The Spitzer Space Telescope has taken an unprecedented look at the wispy Orion nebula to find a cornucopia of stars and dust with the recipe build planets.
Spitzer's infrared eye found some 2,300 disks of planet-forming material that were either too small or distant to be seen by most traditional telescopes scanning Orion in the visible range of the spectrum.
"When I first got a look at the image, I was immediately struck by the intricate structure in the nebulosity, and in particular, the billowing clouds of the gigantic ring extending from the Orion nebula," said astronomer Tom Megeath, of the University of Toledo, in a statement.
Megeath, who led the Spitzer research at the Harvard-Smithsonian Center for Astrophysics (CfA), and his colleagues combined about 10,000 images taken by the space-based telescope's Infrared Array Camera (IRAC) to build their comprehensive look at the 30 light-year wide Orion nebula.

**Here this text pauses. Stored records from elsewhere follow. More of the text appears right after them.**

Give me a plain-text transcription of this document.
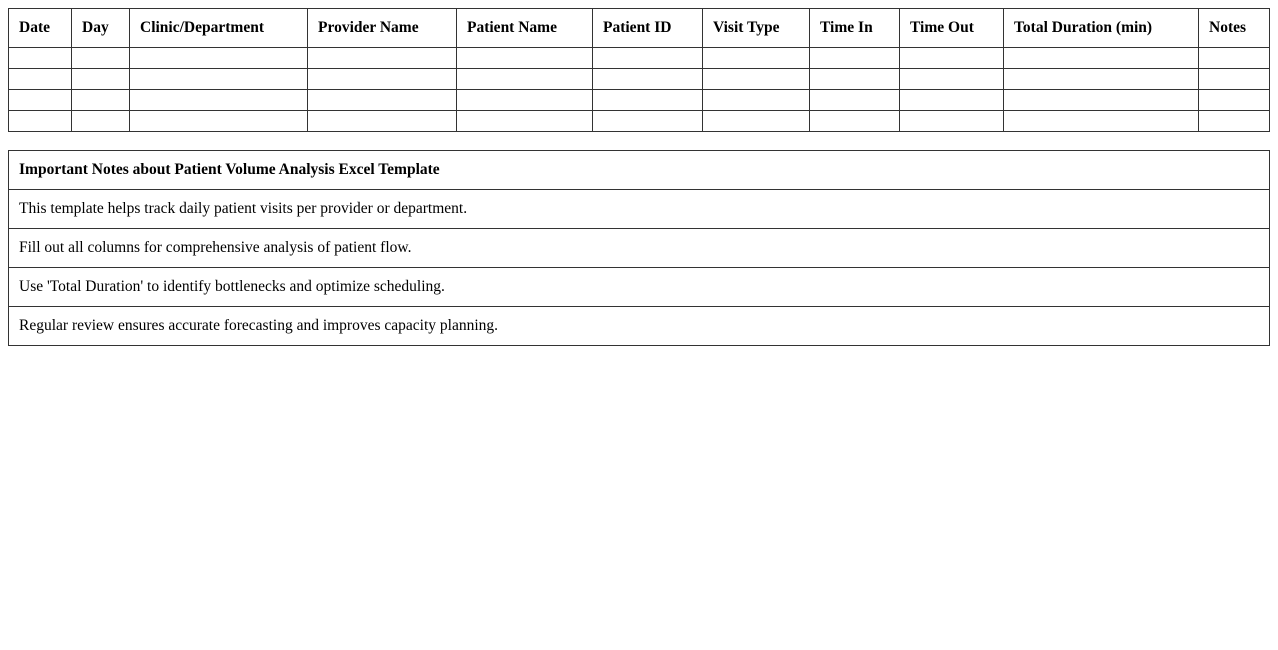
Date	Day	Clinic/Department	Provider Name	Patient Name	Patient ID	Visit Type	Time In	Time Out	Total Duration (min)	Notes

Important Notes about Patient Volume Analysis Excel Template
This template helps track daily patient visits per provider or department.
Fill out all columns for comprehensive analysis of patient flow.
Use 'Total Duration' to identify bottlenecks and optimize scheduling.
Regular review ensures accurate forecasting and improves capacity planning.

The image also features about 200 baby stars too young to develop disks of their own. Interstellar dust swirls through Spitzer's view, painting the swath of sky in a vivid pink.
Launched in August 2003 as the Space Infrared Telescope (SIRTF), Spitzer was rechristened in honor of the late scientist Lyman Spitzer, Jr., who first suggested placing telescopes in orbit to escape interference from the Earth's atmosphere in the 1940s.
Perched in the sword of the easily recognizable constellation Orion and backlit by four bright stars known as the Trapezium, the Orion nebula is one of the most observed deep-sky objects. The nebula sits about 1,450 light-years from Earth and is the nearest stellar factory to our home planet, making it a convenient laboratory for star evolution researchers.
"Most stars form in crowded environments like Orion, so if we want to understand how [they] form, we need to understand the Orion nebula star cluster," said CfA researcher Lori Allen, who is working with Megeath on a long-term study of the nebula.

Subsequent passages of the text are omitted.